I have had a serious of symptoms, but I am not sure if any/all are related, so I will just say them chronologically. I have had sharp chest pain, usually below my left breast, and difficulty breathing deeply for about ten years. The difficulty breathing deeply is always, while the sharp chest pain is constantly changing in frequency over the years, anything from once a month to twice a day. I have fainted about four times in the last few years, and am constantly lightheaded. I also had a seizure last year while doctors were taking blood. (I have no idea why...) I have low blood pressure: 90/60 is normal, not sure what it is when I feel lightheaded, and I am ALWAYS tired. I am constantly fatigued. Standing makes me tired, moving makes me tired, not doing anything, I am still tired. And now recently I have started feeling arrhythmia. It feels like it is skipping a beat usually, though lying down it feels more like a very uncomfortable quiver. I have felt arrhythmia for about six months, but not very frequently. It may not occur for a week and then I may have four in one day. I had a doctor give me a 24 hour holter, but I did not feel arrhythmia during that time, and the test of course didn't show it either. I did confirm though my feeling of arrhythmia in my chest with me actually feeling my pulse and feeling the arrhythmia in my hand. Anyway, hat I am most interested is in the title: arrhythmia, low blood pressure, fatigue. Listing all of this has actually made me a bit more worried, but hopefully someone can give me some kind of answer, at least as a guide. I really really would like an opinion as to what steps to take or any possibility of what it may be. Also, the doctor that gave me the holter, initially gave me an EKG, and from that said I have a heart murmur, but continued on as if it were nothing. Not sure what he based it on nor what a heart murmur is, if its serious, or has anything to do with my symptoms. Anything from you guys would help. Thanks!
 Faye Lang, RN, MSW - Thu Jul 01, 2010 7:18 pm

Hello, asdfasdf,

It is totally understandable that you would be worried about all of your symptoms. To reassure you a litte, I'll point out that having the chest pain episodes for 10 years without having the episodes advance to a more serious situation is a good sign! I do not mean to minimize the discomfort you feel, but to say that it does not appear to be life-threatening. An irregularly-occuring arrhythmia is very difficult to diagnose. You might consider discussing it again with your doctor in regard to a 48 or 72 hour holter monitor, and to discuss the possibility of a complete cardiac workup, including a stress test, echocardiogram, and any other test the doctor feels might be helpful. It might help you to know that all of us experience arrhythmias at times; it's the frequency and the type of arrhythmia that determines how serious it is. The impulse for the heart to beat can arise in different locations in the heart muscle; normally, it's in what is called the sinus node, located in the upper portion of the heart. Thus, a "sinus arrhythmia" is one that starts from the correct spot, but misfires occasionally, and that can be entirely normal or acceptable. Monitoring it by taking your pulse will not tell you what type of arrythmia it might be.
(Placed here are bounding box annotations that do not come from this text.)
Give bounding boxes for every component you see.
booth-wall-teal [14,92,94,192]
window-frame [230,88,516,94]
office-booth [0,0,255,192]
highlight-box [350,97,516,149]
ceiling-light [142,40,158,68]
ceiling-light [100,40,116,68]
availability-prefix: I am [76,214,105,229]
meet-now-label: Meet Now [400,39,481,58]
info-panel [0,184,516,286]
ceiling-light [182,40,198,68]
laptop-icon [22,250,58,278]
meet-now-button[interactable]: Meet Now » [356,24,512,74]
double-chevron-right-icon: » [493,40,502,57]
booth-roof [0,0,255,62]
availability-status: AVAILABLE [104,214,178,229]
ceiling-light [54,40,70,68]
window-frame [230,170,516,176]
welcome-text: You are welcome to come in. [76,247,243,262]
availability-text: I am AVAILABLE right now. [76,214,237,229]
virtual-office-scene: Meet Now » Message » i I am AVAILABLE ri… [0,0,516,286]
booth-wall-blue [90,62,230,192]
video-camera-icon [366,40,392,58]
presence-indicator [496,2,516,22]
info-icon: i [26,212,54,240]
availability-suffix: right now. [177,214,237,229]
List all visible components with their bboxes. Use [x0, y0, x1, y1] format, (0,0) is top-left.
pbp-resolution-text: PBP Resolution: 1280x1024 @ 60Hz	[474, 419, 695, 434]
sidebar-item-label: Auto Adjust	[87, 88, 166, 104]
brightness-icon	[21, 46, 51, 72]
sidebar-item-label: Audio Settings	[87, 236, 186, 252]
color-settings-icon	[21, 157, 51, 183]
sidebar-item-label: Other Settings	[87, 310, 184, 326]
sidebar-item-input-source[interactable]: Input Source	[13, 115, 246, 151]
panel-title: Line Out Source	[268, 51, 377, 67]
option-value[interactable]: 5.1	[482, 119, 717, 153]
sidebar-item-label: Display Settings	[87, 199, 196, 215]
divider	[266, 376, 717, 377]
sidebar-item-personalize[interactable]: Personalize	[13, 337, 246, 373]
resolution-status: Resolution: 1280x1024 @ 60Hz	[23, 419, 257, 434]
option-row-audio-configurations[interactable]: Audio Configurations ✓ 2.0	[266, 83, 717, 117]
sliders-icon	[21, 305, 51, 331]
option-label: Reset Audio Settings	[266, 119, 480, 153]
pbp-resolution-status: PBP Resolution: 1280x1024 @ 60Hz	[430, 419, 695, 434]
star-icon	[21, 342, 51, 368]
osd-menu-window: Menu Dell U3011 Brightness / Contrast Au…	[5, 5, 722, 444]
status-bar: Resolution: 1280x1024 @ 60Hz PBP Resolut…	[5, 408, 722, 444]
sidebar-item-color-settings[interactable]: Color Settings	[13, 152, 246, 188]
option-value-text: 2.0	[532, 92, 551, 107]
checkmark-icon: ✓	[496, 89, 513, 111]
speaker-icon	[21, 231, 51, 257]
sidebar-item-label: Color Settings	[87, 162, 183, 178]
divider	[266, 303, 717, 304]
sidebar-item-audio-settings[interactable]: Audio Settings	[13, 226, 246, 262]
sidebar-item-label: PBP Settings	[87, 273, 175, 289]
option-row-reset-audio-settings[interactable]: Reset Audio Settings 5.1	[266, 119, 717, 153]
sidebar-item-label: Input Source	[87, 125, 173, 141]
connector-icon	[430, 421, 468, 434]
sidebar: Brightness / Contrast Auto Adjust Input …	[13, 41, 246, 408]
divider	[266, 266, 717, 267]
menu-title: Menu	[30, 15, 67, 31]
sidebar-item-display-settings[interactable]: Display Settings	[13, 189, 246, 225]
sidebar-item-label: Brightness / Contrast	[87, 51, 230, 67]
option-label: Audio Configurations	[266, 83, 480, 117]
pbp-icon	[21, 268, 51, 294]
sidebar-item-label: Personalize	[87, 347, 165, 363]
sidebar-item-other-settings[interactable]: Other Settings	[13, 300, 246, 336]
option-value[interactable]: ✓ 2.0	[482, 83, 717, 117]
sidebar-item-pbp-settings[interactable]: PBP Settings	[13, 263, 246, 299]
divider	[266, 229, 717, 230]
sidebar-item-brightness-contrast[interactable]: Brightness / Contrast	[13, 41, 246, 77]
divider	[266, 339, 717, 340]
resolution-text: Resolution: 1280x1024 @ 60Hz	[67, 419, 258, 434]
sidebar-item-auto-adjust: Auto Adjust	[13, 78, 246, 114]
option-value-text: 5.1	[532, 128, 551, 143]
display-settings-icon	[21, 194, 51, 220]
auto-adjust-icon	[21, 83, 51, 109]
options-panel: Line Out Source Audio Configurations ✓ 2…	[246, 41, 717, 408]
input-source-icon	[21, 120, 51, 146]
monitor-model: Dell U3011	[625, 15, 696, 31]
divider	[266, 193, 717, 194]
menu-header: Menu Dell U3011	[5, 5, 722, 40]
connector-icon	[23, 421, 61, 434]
When was the last time you had a complete physical? Your symptoms could be related to things other than a heart condition. It sounds like you have become deconditioned physically. If your physical examination reveals no serious problems, perhaps you could discuss a reconditioning program with your doctor. It would generally consist of mild exercises, increasing over time. This type of approach strengthens the heart muscle, as well as benefits the oxygenation of all the muscles in your body, which would help you feel more alert. Do not do this without your doctor's supervision, however. Have your doctor determine your body index; sometimes something like a weight-loss program can help tremendously. Your blood pressure actually is quite good, barring any unknown condition. It's on the low side, but within a normal range.

I hope this information helps you proceed in establishing your best state of health. Good luck to you.